Monday 16 June 2014

Aliens - Who? Us??



Thoughts arising from The Harrowing...

From the second paragraph of The Harrowing by Rita De Heer it is very clear that this is a SiFi story. So alien is the creature described that only those who like to push ahead into the unknown are likely to read on. The physiology of the creature is so unfamiliar that pushing ahead is all one can do in the hope of all becoming clear in due course. One might hope for a picture but that would be too easy. One just has to trust the narrative to give enough to keep it worth the read. It certainly does.

One of the devices used to deepen the alien experience is language itself – the very medium in which story exists. Apart from the newly minted nouns to name the species, all of the words are familiar but the way they are used heightens the sense of something perceived but not quite knowable. This is particularly so in the use of hyphens to join ordinary words to name things that require a stretch of the mind to grasp. 

Yet, despite its alien nature, there are things about this world that are familiar. The creatures procreate, though not like us. It is this difference that makes them alien. Yet in our world corals procreate, also not like us. Human procreation is not the only model in existence. Unlike corals, the creatures in this story experience something like sexual attraction but their gender relations seem to exist heedless of the whole point of gender – until one recalls that Spartan soldiers, who procreated as readily as their Athenian counterparts, did gender differently. The creatures parent their young, and if the role of the genders seems to be a bit off the planet, one has only to remember that it is, indeed, on another planet and that, on this one, seahorses do not conform with what would otherwise seem to be a universal norm. We are being asked to see the difference between a function of material existence and the way it is modelled in particular material circumstances, and perhaps to accept that there is nothing that is alien. Almost nothing, that is.

At the outset there is a strong sense of doom hanging over this world. Something has changed the environment and most of the waterbound young are not surviving to maturity. The creature first encountered has not been adequately nurtured and does not even understand the processes of its own maturation. Well, nothing alien there if you’re a female in our world, especially if you have to misfortune of being born into a society dominated by men of fanatical religious habits. But I digress. The unfamiliarity of the creatures with intrusive new elements in their environment causes them to explain those intrusive elements in terms familiar to their own experience and conceptual habits. The reader, however, is taken into the inner workings of the problem and recognises immediately that the aliens in this world are human and that they are acting with characteristic human disregard for what they do not understand and appreciate the value of. One thinks of colonisation, destruction of human and natural environments, genocide and so much more. Yes, there are aliens after all, but who would have thought it would be... us?

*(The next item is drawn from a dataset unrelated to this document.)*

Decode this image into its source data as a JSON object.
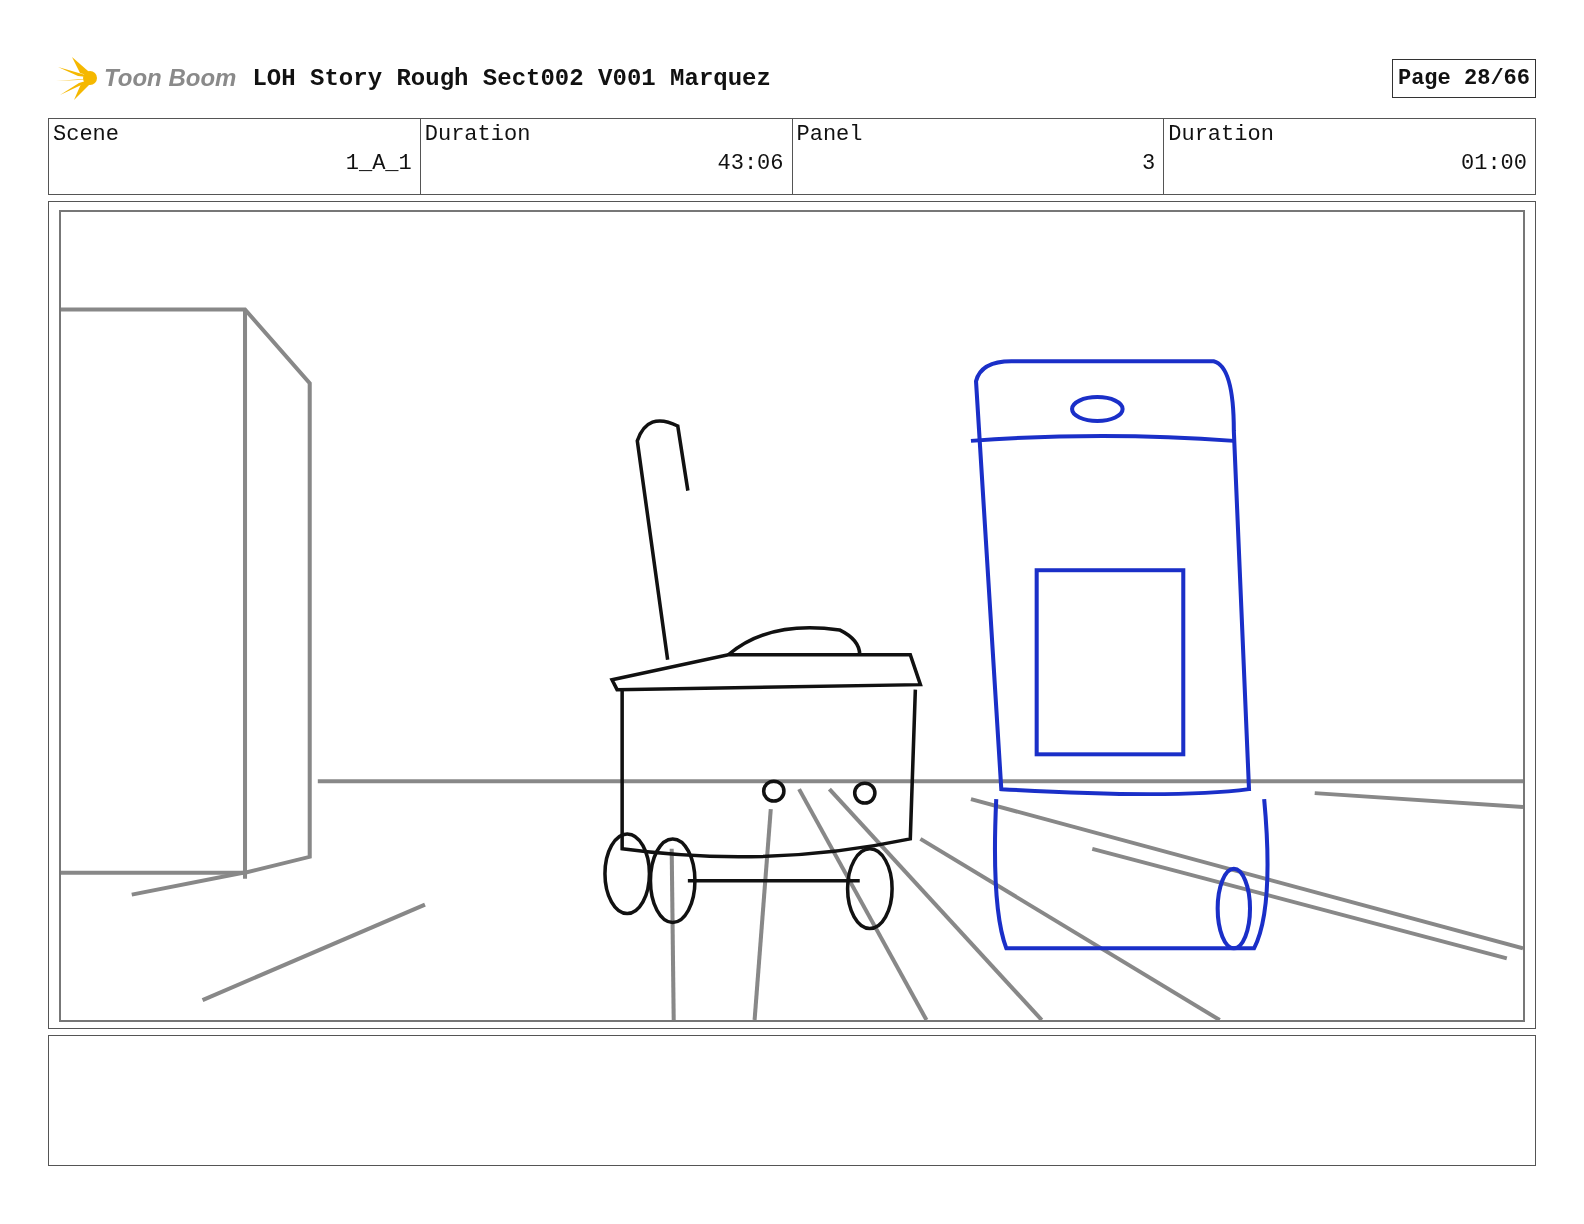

The creatures lay plans to foil what they think is the predator. They affirm that a heroic death in the service of their kind is a worthy fate. They are completely wrong in their understanding of the situation and there is a death but not one that can serve any purpose other than to demonstrate their utter powerlessness. The creature first encountered returns dispirited to the island, to serve, however futile it may be, the new generation demanding its share of existence. No sense here of the lament heard so often in our world that it would be condemning a new generation to a horrific existence and therefore better not to let them be born. The dispirited creature reflects on how it came to fend for itself - its parent having set out to slay the harrower did not returned. It finds the cause of the problem and finds the skeleton of one of its kind, crushed by the monstrously inexplicable presence in its habitat. Knowing he faces the same fate he tries nevertheless to play David to Goliath laying waste to his kind. As he is about to meet the same fate as his predecessor, something of unimaginable magnitude and power intervenes and he is not only spared, but the problem is vanquished. 

The creature, being amphibious can only think of what happened in terms of the environment in which it experienced it. So it was a big fish, although it was so far beyond the creature’s expectation that it was conscious of doubt about what it saw – what happened. The reader might conclude that it was a force of nature that restored equilibrium to an unsustainable situation. Either way the human mind is naming, as best it can, a function of existence itself. In this world suggestions of Divine intervention name that function without necessarily being any better or worse than explanations involving a big fish or forces of nature. 

There are no aliens except those who contemptuously assert their will at the expense of others. All manifestations of existence are kin. The patterns of being that are expressed in dissimilar “cultures” are what make all “cultures” precious. The assertion that value is found only in what is like “us” identifies the Anti-Being – the only real alien.